The double-edged sword of tourism

People come to see the natural resources, economy grows, external effects are not internalized, natural resource suffers. Read a recent example in the news here. What kinds of policies might be useful to remedy these types of situations? What types of research questions should be answered first? Are economic growth and nature-based tourism compatible?


Onika E. said...

It's really unfortunate to see what is happening in the Maldives, the very natural resource that has been propelling their tourism industry is being threatened by the actual growth of the industry. It is truly a two-edged sword!! I believe that in a situation like this, the policies that would be required may need to take on a command and control approach to strictly limit the number of tour boats entering the MPA as well as the number of visitors allowed per trip. To internalize the negative externality i believe taxes can be effective. For example tour operator taxes, possibly a tax per trip.
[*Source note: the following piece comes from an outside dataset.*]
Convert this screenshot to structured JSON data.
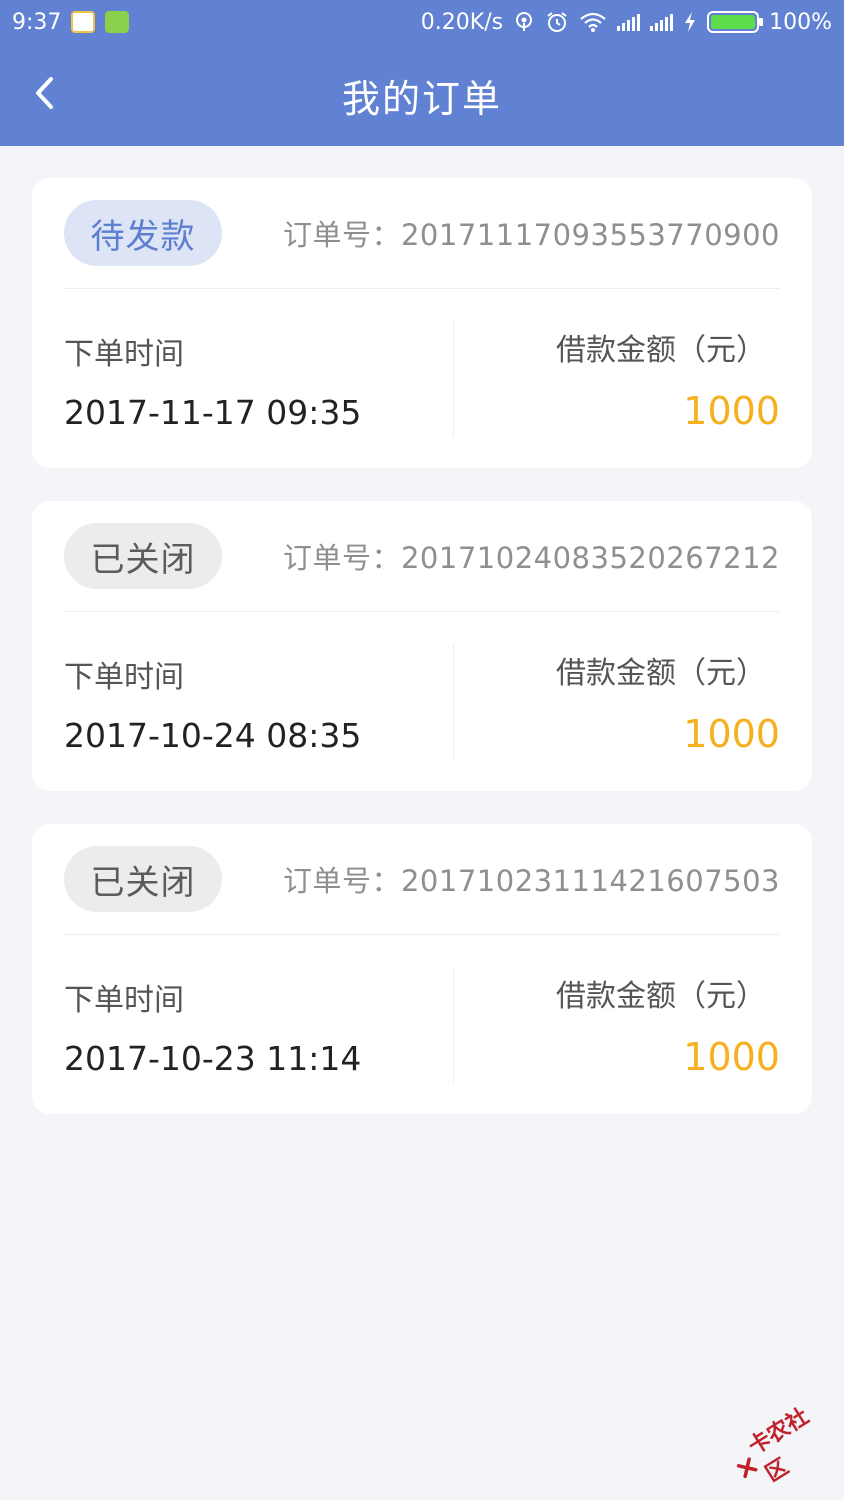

User fees can also be helpful, where the income generated can be used for the maintenance of the MPA.
The research that would be necessary though is: how much are individuals willing to pay to enter the park?; what is the extent of the damage caused and can it be quantified in terms of dollars and cents (valuation)?; what is the cost of abatement?; who are the individuals or groups majorly responsible?
Can nature-based tourism and economic growth be compatible? I believe so, the problem is however, as was mentioned in the article, strict enforcement of policies. Law and policies may exist as in the case of Maldives, but if there is no proper management strategy and enforcement then the "double-edged sword" may just take its final thrust, causing the destruction of the resource and subsequently the economy...

Miguel, M. said...

I believe that user fees should be established and if they are already in place, they should be increased. Due to the crowding issue it is clear that people value the resource, so they should be will to pay (due to an apparent demand for resource use). Increase the users fees will bring down this demand and result in less crowding.

Economic growth and resource based tourism can be compatible if MPA’s are managed properly. A combination of strategies including command and control,zoning and price regulation can help solve these problems.